Monday, 22 December 2008

Let's go clustering...

The reason I need CentOS is because I want to experiment with clustering. I first looked at clustering earlier this year, building a small 4 node beowulf cluster by following the "Configuration Notes" for Joel Adams' inspirational Microwulf. However, the Microwulf model is not easily scalable: for example, you need to manually create and configure a file partition on the host for each of the nodes. I want to look at something more industrial. After reading this article on the Linux Magazine website, I thought Perceus sounded just what I needed.

Perceus is an "enterprise and cluster provisioning toolkit" and supersedes the older Warewulf provisioning tools.

Perceus turned out to be pretty easy to build and install. I ended up needing to download and build all of the dependencies from the Perceus website, but nothing too onerous. I then downloaded, and "imported" into Perceus, the Caos NSA 1 VNFS "capsule". Let me just unpack that :-) Caos is a high performance, lightweight distribution of Linux. (NSA stands for "Node, Server, Appliance".) VNFS stands for Virtual Node File System. The idea is that you package up an Operating System - like Caos - into a VNFS capsule which you can then easily distribute, run and manage on your cluster nodes with Perceus. In fact the VNFS system works really well.

My "head node", running Perceus on top of CentOS 5.2, has three network cards. One nic talks to the outside world, while the other two talk to the cluster. To allow this, I fixed the firewall to completely open up the two internal network connections by adding the following lines to /etc/sysconfig/iptables:

-A RH-Firewall-1-INPUT -i eth0 -j ACCEPT
-A RH-Firewall-1-INPUT -i eth1 -j ACCEPT

That done, I started a node with a monitor attached and watched it boot into Caos. Very cool. Except that's when my problems began...

I ran perceus node status on the head node to see what state Perceus thought my node was in. Unfortunately it showed "init" and not "ready". Then I remembered that I hadn't installed provisiond on the node image. provisiond is a client-side daemon that runs on each node and talks to perceus (running on the head node) to let it know what is going on with the node.

Following the instructions in the Perceus "User Guide" I spent the best part of two DAYS trying to install provisiond. It should be as easy as this:

rpm -ivh --root /mnt/caos-nsa-node-1.0-1.stateless.x86_64 \

The problem is that Caos is so high performance and so lightweight that it doesn't seem to have a working version of rpm - or any other package manager - installed. Most of those two days were spent trying to install rpm, or trying to work out what I'd missed in the User Guide. I hadn't missed anything: the User Guide is simply wrong.

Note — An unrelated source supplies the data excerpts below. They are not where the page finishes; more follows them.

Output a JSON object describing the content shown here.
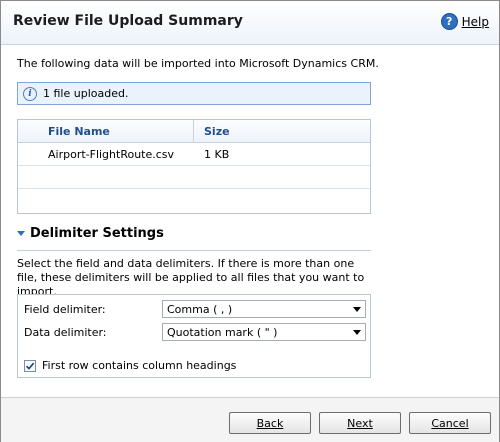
{
  "dialog": {
    "title": "Review File Upload Summary",
    "help_label": "Help"
  },
  "intro_text": "The following data will be imported into Microsoft Dynamics CRM.",
  "info_bar": {
    "icon": "info-icon",
    "text": "1 file uploaded."
  },
  "files_table": {
    "columns": [
      "File Name",
      "Size"
    ],
    "rows": [
      {
        "file_name": "Airport-FlightRoute.csv",
        "size": "1 KB"
      }
    ]
  },
  "delimiter_section": {
    "title": "Delimiter Settings",
    "description": "Select the field and data delimiters. If there is more than one file, these delimiters will be applied to all files that you want to import.",
    "field_delimiter_label": "Field delimiter:",
    "field_delimiter_value": "Comma ( , )",
    "data_delimiter_label": "Data delimiter:",
    "data_delimiter_value": "Quotation mark ( \" )",
    "first_row_headings_label": "First row contains column headings",
    "first_row_headings_checked": true
  },
  "footer": {
    "back_label": "Back",
    "next_label": "Next",
    "cancel_label": "Cancel"
  },
  "colors": {
    "accent": "#2f6fc3",
    "header_text": "#1f4e8c",
    "info_bg": "#eaf2fc"
  }
}
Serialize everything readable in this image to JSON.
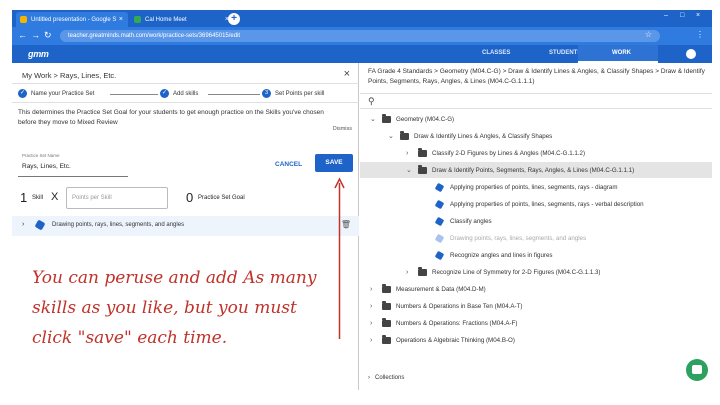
{
  "browser": {
    "tabs": [
      {
        "title": "Untitled presentation - Google S",
        "close": "×"
      },
      {
        "title": "Cal Home Meet",
        "close": "×"
      }
    ],
    "new_tab": "+",
    "window_controls": [
      "–",
      "□",
      "×"
    ],
    "back": "←",
    "forward": "→",
    "reload": "↻",
    "url": "teacher.greatminds.math.com/work/practice-sets/369645015/edit",
    "star": "☆",
    "menu": "⋮"
  },
  "app": {
    "logo": "gmm",
    "nav": {
      "classes": "CLASSES",
      "students": "STUDENTS",
      "work": "WORK"
    }
  },
  "left": {
    "breadcrumb": "My Work  >  Rays, Lines, Etc.",
    "close": "×",
    "steps": [
      {
        "label": "Name your Practice Set",
        "mark": "✓"
      },
      {
        "label": "Add skills",
        "mark": "✓"
      },
      {
        "label": "Set Points per skill",
        "mark": "3"
      }
    ],
    "description": "This determines the Practice Set Goal for your students to get enough practice on the Skills you've chosen before they move to Mixed Review",
    "dismiss": "Dismiss",
    "practice_set_name_label": "Practice Set Name",
    "practice_set_name_value": "Rays, Lines, Etc.",
    "cancel": "CANCEL",
    "save": "SAVE",
    "skill_count": "1",
    "skill_label": "Skill",
    "times": "X",
    "points_placeholder": "Points per Skill",
    "goal_value": "0",
    "goal_label": "Practice Set Goal",
    "skill_item": "Drawing points, rays, lines, segments, and angles",
    "annotation": "You can peruse and add As many skills as you like, but you must click \"save\" each time."
  },
  "right": {
    "breadcrumb": "FA Grade 4 Standards  >  Geometry (M04.C-G)  >  Draw & Identify Lines & Angles, & Classify Shapes  >  Draw & Identify Points, Segments, Rays, Angles, & Lines (M04.C-G.1.1.1)",
    "search_icon": "⚲",
    "tree": [
      {
        "label": "Geometry (M04.C-G)",
        "type": "folder",
        "chev": "⌄",
        "indent": 0
      },
      {
        "label": "Draw & Identify Lines & Angles, & Classify Shapes",
        "type": "folder",
        "chev": "⌄",
        "indent": 1
      },
      {
        "label": "Classify 2-D Figures by Lines & Angles (M04.C-G.1.1.2)",
        "type": "folder",
        "chev": "›",
        "indent": 2
      },
      {
        "label": "Draw & Identify Points, Segments, Rays, Angles, & Lines (M04.C-G.1.1.1)",
        "type": "folder",
        "chev": "⌄",
        "indent": 2,
        "selected": true
      },
      {
        "label": "Applying properties of points, lines, segments, rays - diagram",
        "type": "skill",
        "indent": 3
      },
      {
        "label": "Applying properties of points, lines, segments, rays - verbal description",
        "type": "skill",
        "indent": 3
      },
      {
        "label": "Classify angles",
        "type": "skill",
        "indent": 3
      },
      {
        "label": "Drawing points, rays, lines, segments, and angles",
        "type": "skill",
        "indent": 3,
        "faded": true
      },
      {
        "label": "Recognize angles and lines in figures",
        "type": "skill",
        "indent": 3
      },
      {
        "label": "Recognize Line of Symmetry for 2-D Figures (M04.C-G.1.1.3)",
        "type": "folder",
        "chev": "›",
        "indent": 2
      },
      {
        "label": "Measurement & Data (M04.D-M)",
        "type": "folder",
        "chev": "›",
        "indent": 0
      },
      {
        "label": "Numbers & Operations in Base Ten (M04.A-T)",
        "type": "folder",
        "chev": "›",
        "indent": 0
      },
      {
        "label": "Numbers & Operations: Fractions (M04.A-F)",
        "type": "folder",
        "chev": "›",
        "indent": 0
      },
      {
        "label": "Operations & Algebraic Thinking (M04.B-O)",
        "type": "folder",
        "chev": "›",
        "indent": 0
      }
    ],
    "collections": "Collections"
  },
  "colors": {
    "brand": "#1e64c8",
    "annotation": "#c0322a",
    "chat": "#2da160"
  }
}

Towards the end of the second day I thought I had better just check that provisiond wasn't already installed on the Caos image. It was. So the User Guide is doubly wrong: the wrong instructions for something that didn't need to be done in the first place. My node status problem had nothing to do with provisiond.

Nevertheless, the lack of a package manager is a big problem for me. One of the things most people will want to do is run mpi based applications on their cluster. That means you have to install mpi on the nodes. mpi is dependent on Python. Python isn't installed on Caos, so how are you going to install it? Not with rpm or yum or apt-get, that's for sure. Want to build it from source? How are you going to install a compiler? Perhaps that isn't an issue; perhaps you can compile it on the head node and use ./configure --prefix or something to install it to the mounted VNFS image. Are you sure all the libraries are going to be there?

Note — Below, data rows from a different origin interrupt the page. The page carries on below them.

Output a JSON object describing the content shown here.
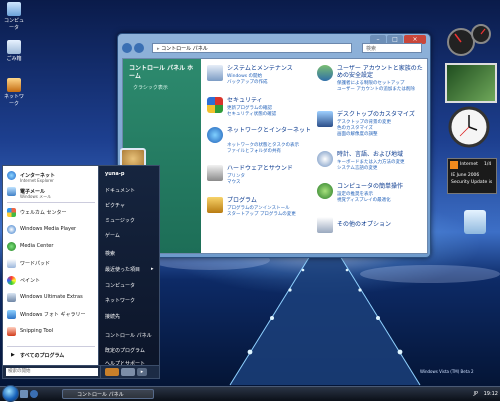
{
  "desktop": {
    "icons": [
      {
        "label": "コンピュータ"
      },
      {
        "label": "ごみ箱"
      },
      {
        "label": "ネットワーク"
      }
    ]
  },
  "gadgets": {
    "feed": {
      "title": "Internet",
      "count": "1/4",
      "line1": "IE June 2006",
      "line2": "Security Update is"
    },
    "watermark": "Windows Vista (TM) Beta 2"
  },
  "window": {
    "title": "コントロール パネル",
    "address": "コントロール パネル",
    "search_placeholder": "検索",
    "left_pane": {
      "title": "コントロール パネル ホーム",
      "link": "クラシック表示"
    },
    "categories": [
      {
        "head": "システムとメンテナンス",
        "subs": [
          "Windows の開始",
          "バックアップの作成"
        ]
      },
      {
        "head": "ユーザー アカウントと家族のための安全設定",
        "subs": [
          "保護者による制限のセットアップ",
          "ユーザー アカウントの追加または削除"
        ]
      },
      {
        "head": "セキュリティ",
        "subs": [
          "更新プログラムの確認",
          "セキュリティ状態の確認"
        ]
      },
      {
        "head": "デスクトップのカスタマイズ",
        "subs": [
          "デスクトップの背景の変更",
          "色のカスタマイズ",
          "画面の解像度の調整"
        ]
      },
      {
        "head": "ネットワークとインターネット",
        "subs": [
          "ネットワークの状態とタスクの表示",
          "ファイルとフォルダの共有"
        ]
      },
      {
        "head": "時計、言語、および地域",
        "subs": [
          "キーボードまたは入力方法の変更",
          "システム言語の変更"
        ]
      },
      {
        "head": "ハードウェアとサウンド",
        "subs": [
          "プリンタ",
          "マウス"
        ]
      },
      {
        "head": "コンピュータの簡単操作",
        "subs": [
          "設定の推奨を表示",
          "視覚ディスプレイの最適化"
        ]
      },
      {
        "head": "プログラム",
        "subs": [
          "プログラムのアンインストール",
          "スタートアップ プログラムの変更"
        ]
      },
      {
        "head": "その他のオプション",
        "subs": []
      }
    ]
  },
  "start_menu": {
    "pinned": [
      {
        "title": "インターネット",
        "sub": "Internet Explorer"
      },
      {
        "title": "電子メール",
        "sub": "Windows メール"
      }
    ],
    "recent": [
      {
        "title": "ウェルカム センター"
      },
      {
        "title": "Windows Media Player"
      },
      {
        "title": "Media Center"
      },
      {
        "title": "ワードパッド"
      },
      {
        "title": "ペイント"
      },
      {
        "title": "Windows Ultimate Extras"
      },
      {
        "title": "Windows フォト ギャラリー"
      },
      {
        "title": "Snipping Tool"
      }
    ],
    "all_programs": "すべてのプログラム",
    "search_placeholder": "検索の開始",
    "right": [
      "yuna-p",
      "ドキュメント",
      "ピクチャ",
      "ミュージック",
      "ゲーム",
      "検索",
      "最近使った項目",
      "コンピュータ",
      "ネットワーク",
      "接続先",
      "コントロール パネル",
      "既定のプログラム",
      "ヘルプとサポート"
    ]
  },
  "taskbar": {
    "task_label": "コントロール パネル",
    "lang": "JP",
    "clock": "19:12"
  }
}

May be this problem doesn't arise of you are also running Caos on the head node - I don't know. I gave up on Caos and used the script in /usr/share/perceus/vnfs-scripts (not "vnfs-tools" as it says in the User Guide) to create a CentOS VNFS image. The script worked perfectly and provisiond installed instantly first time.

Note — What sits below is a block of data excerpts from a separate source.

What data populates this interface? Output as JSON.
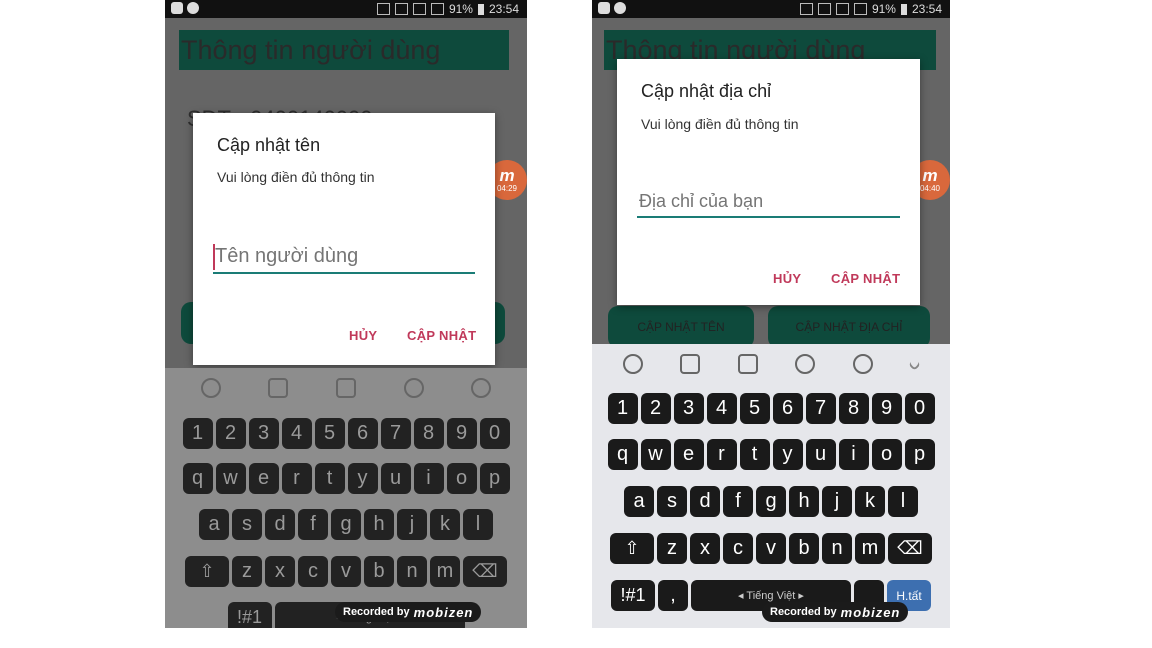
{
  "status_bar": {
    "battery": "91%",
    "time": "23:54"
  },
  "app": {
    "title": "Thông tin người dùng",
    "sdt_fragment": "SĐT - 0400140000",
    "btn_update_name": "CẬP NHẬT TÊN",
    "btn_update_address": "CẬP NHẬT ĐỊA CHỈ"
  },
  "record_badge": {
    "logo": "m",
    "time_left": "04:29",
    "time_right": "04:40"
  },
  "dialog_name": {
    "title": "Cập nhật tên",
    "message": "Vui lòng điền đủ thông tin",
    "placeholder": "Tên người dùng",
    "cancel": "HỦY",
    "confirm": "CẬP NHẬT"
  },
  "dialog_address": {
    "title": "Cập nhật địa chỉ",
    "message": "Vui lòng điền đủ thông tin",
    "placeholder": "Địa chỉ của bạn",
    "cancel": "HỦY",
    "confirm": "CẬP NHẬT"
  },
  "keyboard": {
    "numbers": [
      "1",
      "2",
      "3",
      "4",
      "5",
      "6",
      "7",
      "8",
      "9",
      "0"
    ],
    "row1": [
      "q",
      "w",
      "e",
      "r",
      "t",
      "y",
      "u",
      "i",
      "o",
      "p"
    ],
    "row2": [
      "a",
      "s",
      "d",
      "f",
      "g",
      "h",
      "j",
      "k",
      "l"
    ],
    "row3": [
      "z",
      "x",
      "c",
      "v",
      "b",
      "n",
      "m"
    ],
    "symbols_key": "!#1",
    "comma_key": ",",
    "space_label": "◂ Tiếng Việt ▸",
    "enter_label": "H.tất"
  },
  "watermark": {
    "text": "Recorded by",
    "brand": "mobizen"
  }
}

My node status problem was down to a combination of two things. Firstly a DNS problem fixed by setting the correct nameserver entry to the head node in the /etc/resolv.conf file on the nodes; and secondly by getting the eth0 and eth1 device IP entries in the right order in the /etc/perceus/modules/ipaddr configuration file. Easy when you know how...

1 comment:

u92 said...

Ive been working on a caos cluster for a couple days. I dumped my centos cluster to make the change to the capsule deployment. So far caos has been fighting me all the way.
For starters there is no quick partition manager for the Install on the head node. I’m running an ibm eserver 345 with 6 hard drives in it.
Second is the sidekick mod for fast deployment. It simply doesn’t work properly. It just a buggy script. Even the adduser scripts do not work.
As for the method of capsule deployment I’ve had no problems. With caos running on the head node I can open and compile into the image, then deploy it in munities.
I would like to see a setup script with a simple run down for deploying the image. That would simply checked off, adduser, passwd and things like that. Instead of building each node for clients. Not to mention running a CPANLE for them.
Since its on a VFS It should be no problem for the developers to do.
Good luck.